Using photography/AI to create

But while photography has helped painters in their work, it can also be a genuine creative tool in its own right. 

Fascinated by photographic technique, the painter Edgar Degas could use his pictorial mastery in his photographic practice and the contributions of photography in some of his paintings. 

One of his most famous paintings, “Ballet Dancers in the Wings”, was created using photography. Degas first made three prints to achieve his work, which he combined into an image that became the basis of his work as we know it today. 

This is not the only painting Degas made from photographs. The painting “After the Bath” was made using the same technique as the one in which Jules Perrot can be seen. Other works using the same technique followed, and Degas became almost obsessed with photographic technique, to the point of devoting himself to studying lights, shadows, perspectives and other details typical of photography. 

Degas was only one of the first of many to use photographs in some of his works. Paul Gauguin also exploited photographic images in some cases, and the painting “Mother and Daughter” is just one example. Also based on photographs, Toulouse-Lautrec’s works such as “The Troupe,” “Jane Avril,” and “Couple in a bar,” are also very interesting. Likewise are Van Gogh’s famous paintings, which he created using characters in photographs as subjects.

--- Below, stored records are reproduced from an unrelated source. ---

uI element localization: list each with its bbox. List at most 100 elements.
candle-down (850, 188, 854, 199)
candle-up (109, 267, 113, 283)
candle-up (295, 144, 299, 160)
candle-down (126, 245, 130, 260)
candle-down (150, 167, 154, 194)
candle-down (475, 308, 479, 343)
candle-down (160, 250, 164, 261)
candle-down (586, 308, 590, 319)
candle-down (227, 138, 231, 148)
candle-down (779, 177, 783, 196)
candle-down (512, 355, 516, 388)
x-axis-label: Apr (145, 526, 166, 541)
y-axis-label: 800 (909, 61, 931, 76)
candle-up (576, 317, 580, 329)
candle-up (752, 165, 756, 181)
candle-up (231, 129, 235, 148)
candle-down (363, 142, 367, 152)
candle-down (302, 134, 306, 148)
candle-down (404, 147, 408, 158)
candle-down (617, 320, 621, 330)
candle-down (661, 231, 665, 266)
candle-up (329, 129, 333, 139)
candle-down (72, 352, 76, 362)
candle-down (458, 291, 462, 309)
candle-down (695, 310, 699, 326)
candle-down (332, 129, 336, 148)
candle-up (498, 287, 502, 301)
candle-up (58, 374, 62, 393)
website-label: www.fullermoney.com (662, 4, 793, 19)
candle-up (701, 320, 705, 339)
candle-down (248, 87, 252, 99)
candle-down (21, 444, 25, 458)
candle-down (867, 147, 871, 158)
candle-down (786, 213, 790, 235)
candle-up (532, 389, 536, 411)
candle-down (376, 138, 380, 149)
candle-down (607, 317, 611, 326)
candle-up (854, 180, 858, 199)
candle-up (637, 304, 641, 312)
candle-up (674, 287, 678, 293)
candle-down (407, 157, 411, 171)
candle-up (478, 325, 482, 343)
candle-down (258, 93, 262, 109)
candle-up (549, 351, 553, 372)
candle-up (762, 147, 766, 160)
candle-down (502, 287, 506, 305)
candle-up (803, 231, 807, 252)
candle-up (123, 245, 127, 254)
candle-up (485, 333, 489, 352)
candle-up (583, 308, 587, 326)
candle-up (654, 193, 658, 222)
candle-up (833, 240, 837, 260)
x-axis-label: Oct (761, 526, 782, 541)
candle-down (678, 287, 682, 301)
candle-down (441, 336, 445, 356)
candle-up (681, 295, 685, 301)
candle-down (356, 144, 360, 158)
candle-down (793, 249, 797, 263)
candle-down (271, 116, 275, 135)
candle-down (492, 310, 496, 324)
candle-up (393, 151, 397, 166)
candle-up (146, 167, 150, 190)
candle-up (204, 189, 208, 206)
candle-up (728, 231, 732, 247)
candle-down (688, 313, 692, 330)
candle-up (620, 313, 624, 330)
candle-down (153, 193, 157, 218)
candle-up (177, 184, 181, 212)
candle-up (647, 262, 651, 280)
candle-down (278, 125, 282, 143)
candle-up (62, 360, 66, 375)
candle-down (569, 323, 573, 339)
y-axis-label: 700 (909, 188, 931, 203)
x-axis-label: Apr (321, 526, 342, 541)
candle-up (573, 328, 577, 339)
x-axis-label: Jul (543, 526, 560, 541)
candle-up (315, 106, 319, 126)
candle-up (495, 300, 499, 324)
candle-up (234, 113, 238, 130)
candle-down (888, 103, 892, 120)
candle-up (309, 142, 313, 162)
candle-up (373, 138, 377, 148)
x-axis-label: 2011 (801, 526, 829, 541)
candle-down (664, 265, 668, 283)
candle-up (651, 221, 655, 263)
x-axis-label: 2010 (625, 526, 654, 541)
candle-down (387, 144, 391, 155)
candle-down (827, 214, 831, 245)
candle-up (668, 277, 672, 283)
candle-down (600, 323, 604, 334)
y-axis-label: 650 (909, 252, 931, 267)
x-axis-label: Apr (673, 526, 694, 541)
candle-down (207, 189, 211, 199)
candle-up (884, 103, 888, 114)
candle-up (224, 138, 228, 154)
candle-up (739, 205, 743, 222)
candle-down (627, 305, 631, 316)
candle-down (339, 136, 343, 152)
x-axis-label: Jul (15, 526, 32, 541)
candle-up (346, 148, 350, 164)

These include the painting that portrayed his mother and the work in which he portrayed the Belgian painter Eugene Boch.

Different paintings from Toulouse-Lautrec, Van Gogh, Edgar Degas and Paul Gauguin based on photographs

These are just some of the artists who drew inspiration from the art of photography to create some of their most important works, but painting techniques are still sometimes influenced by photographs.

Similarly, our dear Luke has used Midjourney to create several visuals for his concert posters. Something they documented on their blog explaining the process: 

I’ve been using Midjourney to help with prompts, mainly for gig posters, and it’s been glorious. I can generate visual ideas with a super simple idea, and also have the room for happy accidents. I’m still trying to figure out how I feel when it’s really close to the Midjourney stuff and using it relatively wholesale, because, hey I created the prompt that created the picture, so technically I’m not ripping off someone else, but then again, it’s probably pulled from a relatively small pool of sources… I don’t know. Anyway, it’s been pretty cool to play with an inject a bit of life into my scrappy process. Here’s some examples:

On the left, a visual generated by Midjourney, on the right the final poster Luke designed, mainly inspired by the Midjourney one

But beyond using AI as a new tool for creation, it’s also likely that AI will bring with it an artistic renaissance. Just as photography forced painters to create a style that photography could not represent, the “style” AIs are now generating will likely influence us too. In this ongoing battle between humans and machines, we will look for a way to distinguish ourselves from AIs by creating something they can’t represent. There are already a few leads around the representation of hands, typefaces and the like. And I’m especially eager to see what this will lead to. 

Can we survive AI design?

Artists from the 19th-century left a decisive mark in Western painting through diverse styles and techniques. Despite what initially appeared to be the imminent loss of their art and the need to reposition themselves against photographic objectivity, they reaffirmed and consecrated for posterity the “sacred mission” of art, to transcend reality and to inspire aesthetic emotion.

Can we take inspiration from how painters reinvented themselves to create new forms of art and new representations of reality? 

Can we live with AI as a powerful tool for our work and a starting point for a new form of creativity? Has AI propelled your creativity or has it freed you from the mundane to focus on more creative endeavors? We’d love to know!